Poet, author speaks of the strength of human spirit
While medicine may have the power to heal the body, the spirit takes a stronger tonic. During the keynote address last weekend at a women’s health expo in Cherokee, Dr. Maya Angelou talked about the power of poetry to heal and redeem the spirit.
The slogan of Saturday’s Flourish, a health expo presented by MedWest Health System, was “Mind, Body, Spirit,” and during Angelou’s talk which wound up the day-long event in the Event Center at Harrah’s Cherokee Casino, it was obvious which element she was speaking to.
“I wanted to talk to you about the rainbows in the clouds,” said Angelou, a celebrated poet, civil rights activist, filmmaker, actress, teacher and author of more than 30 bestselling books. “And that somehow, amazingly, we survived. And somehow, amazingly, we thrived.”
For nearly an hour in the main auditorium of the Event Center, Angelou read poetry, sang the blues, told stories and entreated her listeners to go to the library. “Go on Monday,” she said. “Tell them that Ms. Maya Angelou asked me to come to you and asked you to direct me to some African American poetry.”
Angelou spoke specifically of the historical struggles and experience of African Americans in the United States, the lessons from which she offered to everyone in the audience. “We’re all equals, my friends,” she said, encouraging men and women, young and old, of all races, “to develop courage.”
“She talked about strength and personal power, which was really a strong theme here today,” said Susan Macon, who was at the expo with REACH of Haywood County. Like many participants, Macon felt Angelou’s talk was a perfect complement to a day of talking and reflecting on women’s health issues.
For Jennifer Turner-Lynn, Angelou addressed issues that were directly relevant to her work as a director of rape prevention/ education at REACH of Macon County.
“A lot of the reasons we do the work that we do is because so many women feel under valued or dehumanized,” she said. “When she was talking about black men buying into stereotypes, women also buy into the stereotypes of what they see, and they think that’s what they should want.”

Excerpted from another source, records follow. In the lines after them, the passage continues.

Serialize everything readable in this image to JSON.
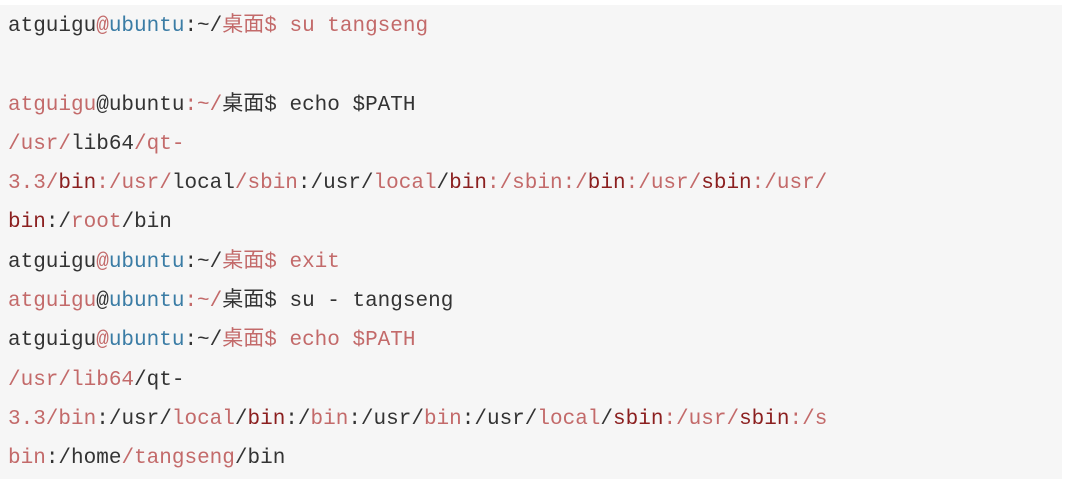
{
  "colors": {
    "background": "#f6f6f6",
    "plain": "#333333",
    "host": "#3a7ca5",
    "path": "#c36a6a",
    "dir": "#8b1f1f"
  },
  "terminal": {
    "lines": [
      [
        {
          "t": "atguigu",
          "c": "plain"
        },
        {
          "t": "@",
          "c": "path"
        },
        {
          "t": "ubuntu",
          "c": "host"
        },
        {
          "t": ":~/",
          "c": "plain"
        },
        {
          "t": "桌面",
          "c": "path"
        },
        {
          "t": "$ su tangseng",
          "c": "path"
        }
      ],
      [],
      [
        {
          "t": "atguigu",
          "c": "path"
        },
        {
          "t": "@",
          "c": "plain"
        },
        {
          "t": "ubuntu",
          "c": "plain"
        },
        {
          "t": ":~/",
          "c": "path"
        },
        {
          "t": "桌面",
          "c": "plain"
        },
        {
          "t": "$ echo $PATH",
          "c": "plain"
        }
      ],
      [
        {
          "t": "/usr/",
          "c": "path"
        },
        {
          "t": "lib64",
          "c": "plain"
        },
        {
          "t": "/qt-",
          "c": "path"
        }
      ],
      [
        {
          "t": "3.3/",
          "c": "path"
        },
        {
          "t": "bin",
          "c": "dir"
        },
        {
          "t": ":/usr/",
          "c": "path"
        },
        {
          "t": "local",
          "c": "plain"
        },
        {
          "t": "/",
          "c": "path"
        },
        {
          "t": "sbin",
          "c": "path"
        },
        {
          "t": ":/usr/",
          "c": "plain"
        },
        {
          "t": "local",
          "c": "path"
        },
        {
          "t": "/",
          "c": "plain"
        },
        {
          "t": "bin",
          "c": "dir"
        },
        {
          "t": ":/sbin:/",
          "c": "path"
        },
        {
          "t": "bin",
          "c": "dir"
        },
        {
          "t": ":/usr/",
          "c": "path"
        },
        {
          "t": "sbin",
          "c": "dir"
        },
        {
          "t": ":/usr/",
          "c": "path"
        }
      ],
      [
        {
          "t": "bin",
          "c": "dir"
        },
        {
          "t": ":/",
          "c": "plain"
        },
        {
          "t": "root",
          "c": "path"
        },
        {
          "t": "/",
          "c": "plain"
        },
        {
          "t": "bin",
          "c": "plain"
        }
      ],
      [
        {
          "t": "atguigu",
          "c": "plain"
        },
        {
          "t": "@",
          "c": "path"
        },
        {
          "t": "ubuntu",
          "c": "host"
        },
        {
          "t": ":~/",
          "c": "plain"
        },
        {
          "t": "桌面",
          "c": "path"
        },
        {
          "t": "$ exit",
          "c": "path"
        }
      ],
      [
        {
          "t": "atguigu",
          "c": "path"
        },
        {
          "t": "@",
          "c": "plain"
        },
        {
          "t": "ubuntu",
          "c": "host"
        },
        {
          "t": ":~/",
          "c": "path"
        },
        {
          "t": "桌面",
          "c": "plain"
        },
        {
          "t": "$ su - tangseng",
          "c": "plain"
        }
      ],
      [
        {
          "t": "atguigu",
          "c": "plain"
        },
        {
          "t": "@",
          "c": "path"
        },
        {
          "t": "ubuntu",
          "c": "host"
        },
        {
          "t": ":~/",
          "c": "plain"
        },
        {
          "t": "桌面",
          "c": "path"
        },
        {
          "t": "$ echo $PATH",
          "c": "path"
        }
      ],
      [
        {
          "t": "/usr/",
          "c": "path"
        },
        {
          "t": "lib64",
          "c": "path"
        },
        {
          "t": "/",
          "c": "plain"
        },
        {
          "t": "qt-",
          "c": "plain"
        }
      ],
      [
        {
          "t": "3.3/",
          "c": "path"
        },
        {
          "t": "bin",
          "c": "path"
        },
        {
          "t": ":/usr/",
          "c": "plain"
        },
        {
          "t": "local",
          "c": "path"
        },
        {
          "t": "/",
          "c": "plain"
        },
        {
          "t": "bin",
          "c": "dir"
        },
        {
          "t": ":/",
          "c": "plain"
        },
        {
          "t": "bin",
          "c": "path"
        },
        {
          "t": ":/usr/",
          "c": "plain"
        },
        {
          "t": "bin",
          "c": "path"
        },
        {
          "t": ":/usr/",
          "c": "plain"
        },
        {
          "t": "local",
          "c": "path"
        },
        {
          "t": "/",
          "c": "plain"
        },
        {
          "t": "sbin",
          "c": "dir"
        },
        {
          "t": ":/usr/",
          "c": "path"
        },
        {
          "t": "sbin",
          "c": "dir"
        },
        {
          "t": ":/s",
          "c": "path"
        }
      ],
      [
        {
          "t": "bin",
          "c": "path"
        },
        {
          "t": ":/",
          "c": "plain"
        },
        {
          "t": "home",
          "c": "plain"
        },
        {
          "t": "/",
          "c": "path"
        },
        {
          "t": "tangseng",
          "c": "path"
        },
        {
          "t": "/",
          "c": "plain"
        },
        {
          "t": "bin",
          "c": "plain"
        }
      ]
    ]
  }
}
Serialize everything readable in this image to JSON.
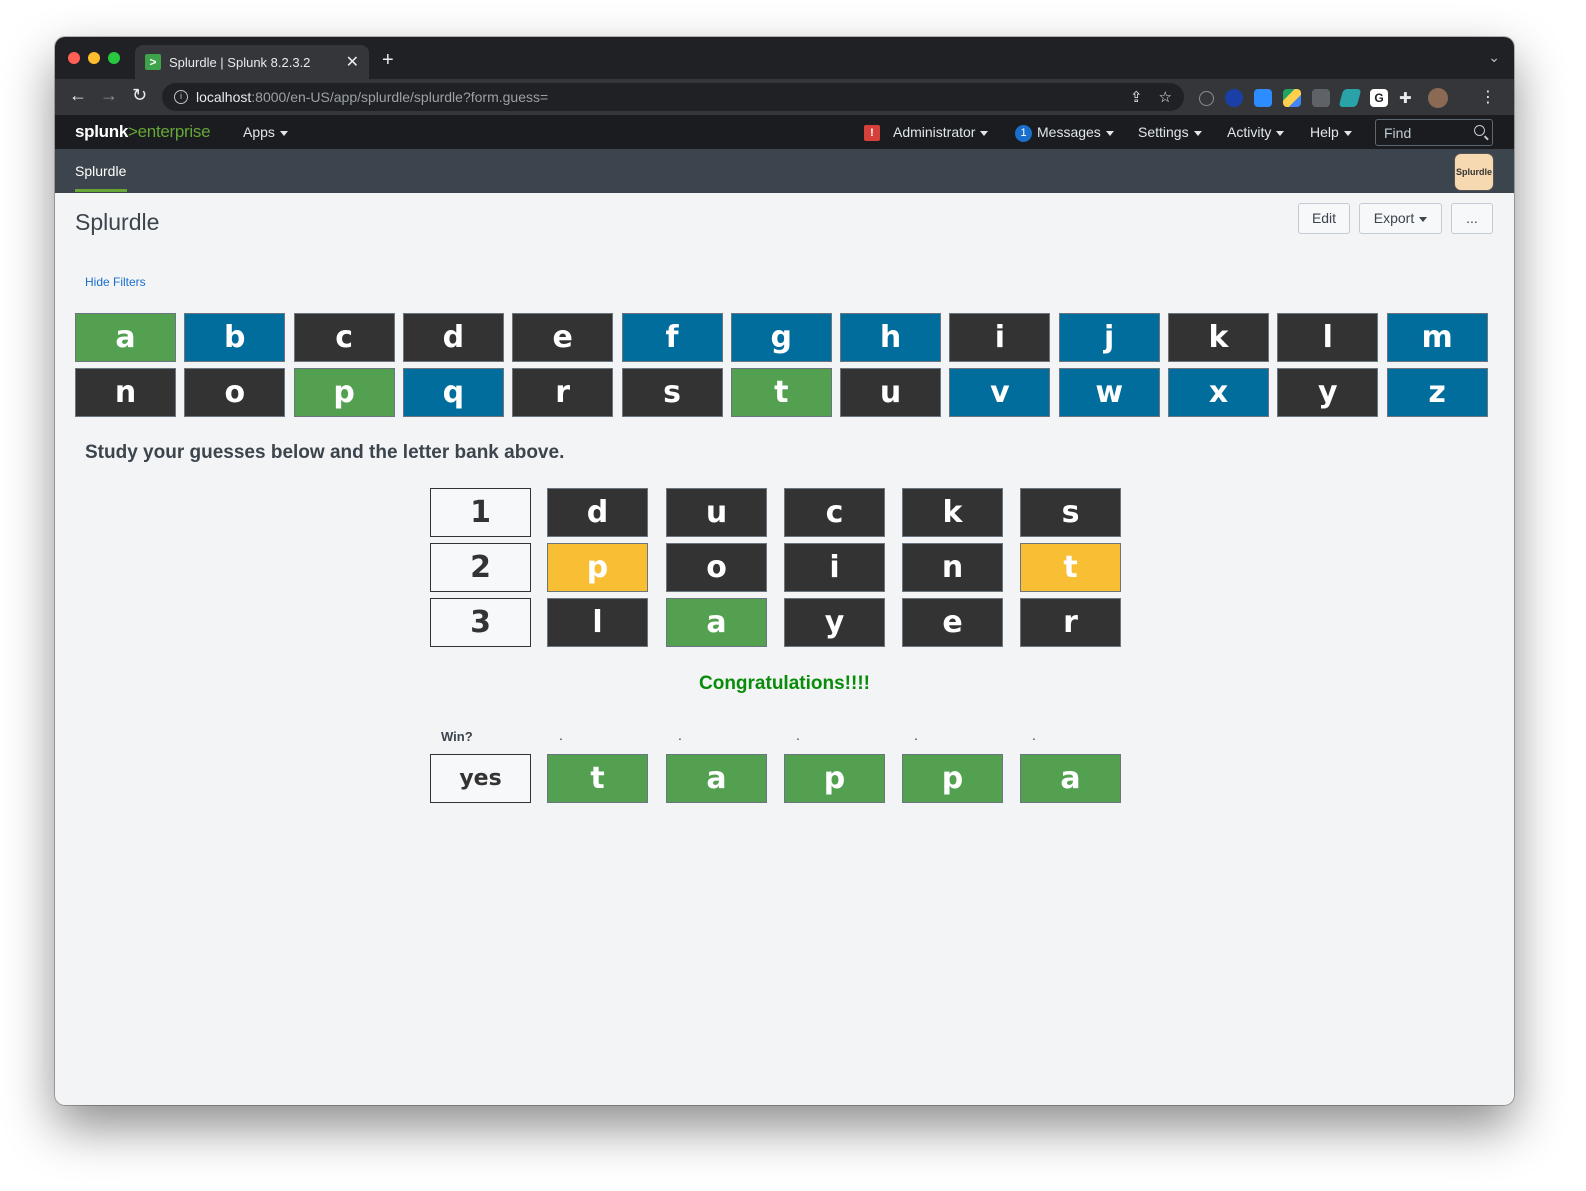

“That’s the message we need to give to our young people: ‘You’re not just alright, you’re better than alright,’” Turner-Lynn said. “It doesn’t matter who you are and it doesn’t matter what you’ve done, all that matters to people is how you’ve made them feel.”
The day’s events were kicked off with a talk by humorist Jeanne Robertson. Numerous breakout sessions on various topics and health screenings were held throughout the day for the hundreds of participants who attended the event.
“It was incredible,” said Penny Poore, who co-chaired the Flourish expo. “We were just thrilled by the participation today. People were inspired. I felt a camaraderie among the women and that there is a need out there to be enriched, mind, body and spirit.”
Poore says the organizers of the expo are already making plans for the next Flourish. “I am already excited about next year, but, boy, have we raised the bar. We hope to make this an annual event that embraces the women of Western North Carolina.”
“We are amazingly resilient,” Angelou said. Whether she was speaking of the history of her ancestors or of the history of women, her message was one of hope and healing. “Bragging” on the people who were rainbows in her clouds, poets and people who gave her strength, Angelou also spoke to the power of community such as the one brought together at Flourish.